2 Calendar Year Deductible (CYD):
Calendar Year Deductible explained. A Calendar Year Deductible is the amount you pay each Calendar Year before
the Claims Administrator pays for Covered Services under the Plan.
If this Plan has any Calendar Year Deductible(s), Covered Services subject to that Deductible are identified with a
check mark () in the Benefits chart above.
Covered Services not subject to the Calendar Year medical Deductible. Some Covered Services received from
Participating Providers are paid by the Claims Administrator before you meet any Calendar Year medical Deductible.
7
Notes
These Covered Services do not have a check mark () next to them in the “CYD applies” column in the Benefits chart
above.
Family coverage has an individual Deductible within the Family Deductible. This means that the Deductible will be met
for an individual with Family coverage who meets the individual Deductible prior to the Family meeting the Family
Deductible within a Calendar Year.
3 Using Participating Providers:
Participating Providers have a contract to provide health care services to Members. When you receive Covered
Services from a Participating Provider, you are only responsible for the Copayment or Coinsurance, once any Calendar
Year Deductible has been met.
"Allowable Amount" is defined in the Benefit Booklet. In addition:
• Coinsurance is calculated from the Allowable Amount or Benefit maximum, whichever is less.
4 Calendar Year Out-of-Pocket Maximum (OOPM):
Calendar Year Out-of-Pocket Maximum explained. The Out-of-Pocket Maximum is the most you are required to pay
for Covered Services in a Calendar Year. Once you reach your Out-of-Pocket Maximum, the Claims Administrator will
pay 100% of the Allowable Amount for Covered Services for the rest of the Calendar Year.
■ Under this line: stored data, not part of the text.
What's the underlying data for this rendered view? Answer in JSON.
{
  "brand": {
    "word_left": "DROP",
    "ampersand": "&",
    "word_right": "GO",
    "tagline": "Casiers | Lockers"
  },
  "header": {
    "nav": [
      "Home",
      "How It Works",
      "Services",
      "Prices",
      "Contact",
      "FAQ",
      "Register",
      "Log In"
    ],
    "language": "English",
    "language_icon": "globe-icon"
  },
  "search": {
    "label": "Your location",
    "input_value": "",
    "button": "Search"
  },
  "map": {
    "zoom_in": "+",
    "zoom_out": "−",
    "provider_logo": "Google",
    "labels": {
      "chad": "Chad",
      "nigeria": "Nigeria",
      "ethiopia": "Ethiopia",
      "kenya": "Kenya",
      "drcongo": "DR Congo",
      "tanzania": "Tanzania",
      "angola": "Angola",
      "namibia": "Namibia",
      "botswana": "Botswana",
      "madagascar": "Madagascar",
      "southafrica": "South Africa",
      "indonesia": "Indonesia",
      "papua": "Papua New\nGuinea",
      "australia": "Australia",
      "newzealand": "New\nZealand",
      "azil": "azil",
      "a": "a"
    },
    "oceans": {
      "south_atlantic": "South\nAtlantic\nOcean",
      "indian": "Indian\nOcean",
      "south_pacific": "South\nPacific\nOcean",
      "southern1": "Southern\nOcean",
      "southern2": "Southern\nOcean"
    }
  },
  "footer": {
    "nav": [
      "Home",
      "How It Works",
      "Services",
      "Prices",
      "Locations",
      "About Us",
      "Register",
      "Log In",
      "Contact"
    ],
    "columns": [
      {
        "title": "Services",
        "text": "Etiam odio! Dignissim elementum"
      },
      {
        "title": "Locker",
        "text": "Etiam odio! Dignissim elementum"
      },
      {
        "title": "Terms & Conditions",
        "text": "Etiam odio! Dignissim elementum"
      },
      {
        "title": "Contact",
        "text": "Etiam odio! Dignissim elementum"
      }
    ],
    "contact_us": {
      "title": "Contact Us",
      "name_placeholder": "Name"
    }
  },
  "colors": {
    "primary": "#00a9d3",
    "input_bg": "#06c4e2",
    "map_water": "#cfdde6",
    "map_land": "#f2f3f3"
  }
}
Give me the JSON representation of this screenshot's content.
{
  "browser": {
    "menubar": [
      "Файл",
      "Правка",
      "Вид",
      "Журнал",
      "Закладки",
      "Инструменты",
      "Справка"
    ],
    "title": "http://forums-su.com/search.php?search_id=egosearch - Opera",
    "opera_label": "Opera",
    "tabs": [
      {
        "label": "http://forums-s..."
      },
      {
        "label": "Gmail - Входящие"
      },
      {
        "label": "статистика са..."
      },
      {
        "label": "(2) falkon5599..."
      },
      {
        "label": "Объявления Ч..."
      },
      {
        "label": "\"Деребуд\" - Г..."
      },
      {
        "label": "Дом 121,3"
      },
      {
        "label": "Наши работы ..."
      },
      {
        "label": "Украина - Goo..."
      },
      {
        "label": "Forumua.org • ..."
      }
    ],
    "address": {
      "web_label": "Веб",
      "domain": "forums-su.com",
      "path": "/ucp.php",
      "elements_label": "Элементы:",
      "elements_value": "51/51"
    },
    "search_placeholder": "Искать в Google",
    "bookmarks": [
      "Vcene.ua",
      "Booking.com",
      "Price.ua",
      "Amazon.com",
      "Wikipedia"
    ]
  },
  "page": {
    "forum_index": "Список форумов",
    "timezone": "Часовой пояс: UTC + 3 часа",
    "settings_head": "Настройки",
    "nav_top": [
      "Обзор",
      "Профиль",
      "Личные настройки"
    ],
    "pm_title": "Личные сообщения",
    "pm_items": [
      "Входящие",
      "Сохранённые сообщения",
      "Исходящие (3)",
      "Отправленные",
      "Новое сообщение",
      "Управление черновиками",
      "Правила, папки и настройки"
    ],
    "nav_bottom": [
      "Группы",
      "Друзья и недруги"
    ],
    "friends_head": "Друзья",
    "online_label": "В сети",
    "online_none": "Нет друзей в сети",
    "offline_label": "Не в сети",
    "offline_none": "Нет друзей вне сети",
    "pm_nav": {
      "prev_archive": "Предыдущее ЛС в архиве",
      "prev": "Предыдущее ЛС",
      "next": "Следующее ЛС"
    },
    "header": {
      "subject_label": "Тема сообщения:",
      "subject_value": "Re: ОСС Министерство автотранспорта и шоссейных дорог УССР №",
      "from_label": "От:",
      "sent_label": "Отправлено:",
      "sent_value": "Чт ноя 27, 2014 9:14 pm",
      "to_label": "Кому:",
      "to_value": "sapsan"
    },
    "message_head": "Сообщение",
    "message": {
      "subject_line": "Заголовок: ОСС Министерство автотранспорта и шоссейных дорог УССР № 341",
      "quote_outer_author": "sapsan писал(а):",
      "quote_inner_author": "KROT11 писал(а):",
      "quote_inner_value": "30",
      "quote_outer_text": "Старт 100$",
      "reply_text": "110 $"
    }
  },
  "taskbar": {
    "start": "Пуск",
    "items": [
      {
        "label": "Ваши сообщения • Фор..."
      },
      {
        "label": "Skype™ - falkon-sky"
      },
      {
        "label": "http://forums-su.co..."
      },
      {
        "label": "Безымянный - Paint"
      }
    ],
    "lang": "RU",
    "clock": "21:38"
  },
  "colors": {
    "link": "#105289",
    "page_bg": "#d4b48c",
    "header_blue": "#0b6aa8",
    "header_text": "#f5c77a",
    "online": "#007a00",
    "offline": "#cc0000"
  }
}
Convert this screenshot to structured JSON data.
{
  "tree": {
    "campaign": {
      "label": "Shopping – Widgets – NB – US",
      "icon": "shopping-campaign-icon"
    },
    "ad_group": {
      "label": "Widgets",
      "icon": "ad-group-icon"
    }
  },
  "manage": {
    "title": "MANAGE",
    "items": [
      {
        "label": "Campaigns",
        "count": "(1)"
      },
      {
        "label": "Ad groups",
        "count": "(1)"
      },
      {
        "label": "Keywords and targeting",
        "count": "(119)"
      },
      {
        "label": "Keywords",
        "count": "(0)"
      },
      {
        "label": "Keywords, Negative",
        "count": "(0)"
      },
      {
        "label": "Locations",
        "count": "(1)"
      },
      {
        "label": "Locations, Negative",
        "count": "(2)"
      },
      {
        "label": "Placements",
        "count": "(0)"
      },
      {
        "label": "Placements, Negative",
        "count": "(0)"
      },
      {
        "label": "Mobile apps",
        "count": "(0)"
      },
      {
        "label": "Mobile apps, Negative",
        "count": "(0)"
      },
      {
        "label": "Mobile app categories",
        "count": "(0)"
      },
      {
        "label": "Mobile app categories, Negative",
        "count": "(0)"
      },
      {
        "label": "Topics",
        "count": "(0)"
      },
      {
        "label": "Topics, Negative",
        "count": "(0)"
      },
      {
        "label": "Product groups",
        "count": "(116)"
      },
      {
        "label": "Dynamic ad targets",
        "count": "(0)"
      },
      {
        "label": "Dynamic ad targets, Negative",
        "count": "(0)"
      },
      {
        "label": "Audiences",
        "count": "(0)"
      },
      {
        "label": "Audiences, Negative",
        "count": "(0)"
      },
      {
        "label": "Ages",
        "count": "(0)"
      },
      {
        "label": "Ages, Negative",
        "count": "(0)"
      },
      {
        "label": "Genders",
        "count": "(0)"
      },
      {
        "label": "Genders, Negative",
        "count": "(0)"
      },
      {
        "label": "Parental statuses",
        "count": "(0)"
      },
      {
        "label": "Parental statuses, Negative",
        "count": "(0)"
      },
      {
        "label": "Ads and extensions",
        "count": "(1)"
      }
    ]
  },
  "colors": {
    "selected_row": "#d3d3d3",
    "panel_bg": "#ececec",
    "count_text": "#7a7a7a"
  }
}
Your payment after you reach the Calendar Year OOPM. You will continue to pay all charges for services that are not
covered, charges above the Allowable Amount, and charges for services above any Benefit maximum.
Any Deductibles count towards the OOPM. Any amounts you pay that count towards the Calendar Year medical
Deductible also count towards the Calendar Year Out-of-Pocket Maximum.
Family coverage has an individual OOPM within the Family OOPM. This means that the OOPM will be met for an
individual with Family coverage who meets the individual OOPM prior to the Family meeting the Family OOPM within
a Calendar Year.
5 Separate Member Payments When Multiple Covered Services are Received:
Each time you receive multiple Covered Services, you might have separate payments (Copayment or Coinsurance)
for each service. When this happens, you may be responsible for multiple Copayments or Coinsurance. For example,
you may owe an office visit payment in addition to an allergy serum payment when you visit the doctor for an allergy
shot.
6 Preventive Health Services:
If you only receive Preventive Health Services during a Physician office visit, there is no Copayment or Coinsurance for
the visit. If you receive both Preventive Health Services and other Covered Services during the Physician office visit,
you may have a Copayment or Coinsurance for the visit.
Plans may be modified to ensure compliance with Federal requirements.